PM Orbán insisted that “record high” participation in the government’s latest nationwide public survey means that “a whole nation is looking for ways to support its position of denying entry to people of a different culture or civilization”.
PM Orbán also responded to recent criticism of the country’s stance on immigration and urged German politicians to “leave us alone and not involve us in their election campaign”. Hungary has always respected Germans and “we expect them to respect us, too,” he said.
“What we want is a Hungarian Hungary and a European Europe … we won’t participate in experiments aimed at changing Hungary or Europe, in which Europe’s cultural traditions would be swept aside to be replaced by a mixture of other cultures, religions and worldviews, allowing masses to enter without control,” PM Orbán said.

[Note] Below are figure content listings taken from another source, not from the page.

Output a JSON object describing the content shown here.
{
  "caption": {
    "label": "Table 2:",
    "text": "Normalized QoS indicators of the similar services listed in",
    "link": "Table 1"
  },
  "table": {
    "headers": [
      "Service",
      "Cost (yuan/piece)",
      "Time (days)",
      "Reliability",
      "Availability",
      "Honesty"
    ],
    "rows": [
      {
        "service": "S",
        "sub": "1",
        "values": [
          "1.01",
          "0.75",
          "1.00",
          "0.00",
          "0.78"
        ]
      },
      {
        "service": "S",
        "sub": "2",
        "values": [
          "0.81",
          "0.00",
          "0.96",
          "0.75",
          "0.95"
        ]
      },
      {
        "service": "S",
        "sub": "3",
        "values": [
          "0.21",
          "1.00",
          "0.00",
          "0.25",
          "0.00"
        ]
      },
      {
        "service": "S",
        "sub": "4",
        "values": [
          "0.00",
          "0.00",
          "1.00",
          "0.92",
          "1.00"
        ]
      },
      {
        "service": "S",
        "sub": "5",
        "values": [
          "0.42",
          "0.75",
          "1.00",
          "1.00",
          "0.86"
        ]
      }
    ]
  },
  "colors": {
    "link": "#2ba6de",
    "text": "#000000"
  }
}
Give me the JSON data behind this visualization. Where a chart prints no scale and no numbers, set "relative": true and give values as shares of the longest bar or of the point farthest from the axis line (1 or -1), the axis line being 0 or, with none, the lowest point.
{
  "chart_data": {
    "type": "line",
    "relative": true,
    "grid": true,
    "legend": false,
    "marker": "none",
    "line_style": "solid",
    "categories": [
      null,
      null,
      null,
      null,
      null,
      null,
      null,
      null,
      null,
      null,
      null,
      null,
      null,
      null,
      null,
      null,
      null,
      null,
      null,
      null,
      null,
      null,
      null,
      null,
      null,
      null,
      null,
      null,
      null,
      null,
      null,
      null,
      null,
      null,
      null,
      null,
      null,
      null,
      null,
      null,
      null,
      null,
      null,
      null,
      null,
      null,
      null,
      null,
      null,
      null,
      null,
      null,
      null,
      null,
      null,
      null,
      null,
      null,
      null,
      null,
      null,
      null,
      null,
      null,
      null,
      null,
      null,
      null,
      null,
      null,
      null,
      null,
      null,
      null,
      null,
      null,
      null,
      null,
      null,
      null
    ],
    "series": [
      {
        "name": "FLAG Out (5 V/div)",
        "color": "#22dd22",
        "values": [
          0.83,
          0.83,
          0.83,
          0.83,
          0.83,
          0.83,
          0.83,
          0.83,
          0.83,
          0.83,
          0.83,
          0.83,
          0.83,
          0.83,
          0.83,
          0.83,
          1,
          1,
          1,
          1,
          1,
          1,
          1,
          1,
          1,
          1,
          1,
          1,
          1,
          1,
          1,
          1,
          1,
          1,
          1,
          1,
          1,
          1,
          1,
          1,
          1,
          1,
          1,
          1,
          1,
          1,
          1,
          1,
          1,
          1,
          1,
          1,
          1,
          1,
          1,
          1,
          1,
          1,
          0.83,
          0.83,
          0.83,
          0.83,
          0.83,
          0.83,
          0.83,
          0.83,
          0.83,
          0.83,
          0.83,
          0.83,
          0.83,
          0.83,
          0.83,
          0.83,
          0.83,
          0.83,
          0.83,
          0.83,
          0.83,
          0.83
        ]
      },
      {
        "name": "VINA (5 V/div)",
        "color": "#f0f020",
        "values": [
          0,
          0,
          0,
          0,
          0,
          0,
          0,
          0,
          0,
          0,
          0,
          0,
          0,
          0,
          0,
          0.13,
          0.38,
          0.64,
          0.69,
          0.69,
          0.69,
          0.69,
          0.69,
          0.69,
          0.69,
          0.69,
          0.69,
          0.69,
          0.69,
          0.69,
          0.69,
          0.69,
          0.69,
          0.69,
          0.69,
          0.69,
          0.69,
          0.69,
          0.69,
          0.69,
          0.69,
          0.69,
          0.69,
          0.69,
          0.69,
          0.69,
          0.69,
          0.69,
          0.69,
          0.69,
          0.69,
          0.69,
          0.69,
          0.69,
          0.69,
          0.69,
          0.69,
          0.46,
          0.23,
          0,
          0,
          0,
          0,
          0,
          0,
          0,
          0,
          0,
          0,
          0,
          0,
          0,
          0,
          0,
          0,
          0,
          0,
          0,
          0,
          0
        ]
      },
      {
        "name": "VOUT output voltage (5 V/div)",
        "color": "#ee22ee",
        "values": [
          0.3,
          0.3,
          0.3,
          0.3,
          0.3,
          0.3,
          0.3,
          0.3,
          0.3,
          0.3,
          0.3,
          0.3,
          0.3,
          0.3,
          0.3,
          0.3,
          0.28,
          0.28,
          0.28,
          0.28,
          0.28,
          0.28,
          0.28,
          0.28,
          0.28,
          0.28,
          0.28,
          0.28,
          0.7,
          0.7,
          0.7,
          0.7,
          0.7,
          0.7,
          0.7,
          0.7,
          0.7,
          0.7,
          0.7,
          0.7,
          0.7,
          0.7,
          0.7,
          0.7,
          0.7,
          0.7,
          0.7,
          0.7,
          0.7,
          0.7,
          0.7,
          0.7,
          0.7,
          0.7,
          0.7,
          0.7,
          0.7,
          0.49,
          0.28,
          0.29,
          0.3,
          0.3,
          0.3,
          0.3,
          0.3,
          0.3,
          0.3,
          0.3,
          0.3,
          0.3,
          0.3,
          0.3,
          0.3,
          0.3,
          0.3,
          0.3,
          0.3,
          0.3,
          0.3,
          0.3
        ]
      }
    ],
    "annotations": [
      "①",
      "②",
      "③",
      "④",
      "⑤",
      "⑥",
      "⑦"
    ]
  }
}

The prime minister also commented on the United States’ criticism of Hungary’s recent civil organizations law, the prime minister said that the United States’ taking up a position on the matter was an “interesting venture” in the light of that country’s “brutally stringent” rules on organizations receiving support from abroad. He insisted that the new Hungarian legislation was “polite and delicate” compared to US regulations. “It is inconceivable why one would be reluctant to declare a donation once they were not shy to accept it,” he added.
Referring to groups planning a boycott of the civil organizations law, PM Orbán said that the law applies to all civil groups.
PM Orbán also noted that 2018 will bring about wage hikes in many different sectors. “We will be in a better position than we are in this year,” the prime minister said, and pointed to rising employment and the increasing number of taxpayers as well as measures to promote childbirth.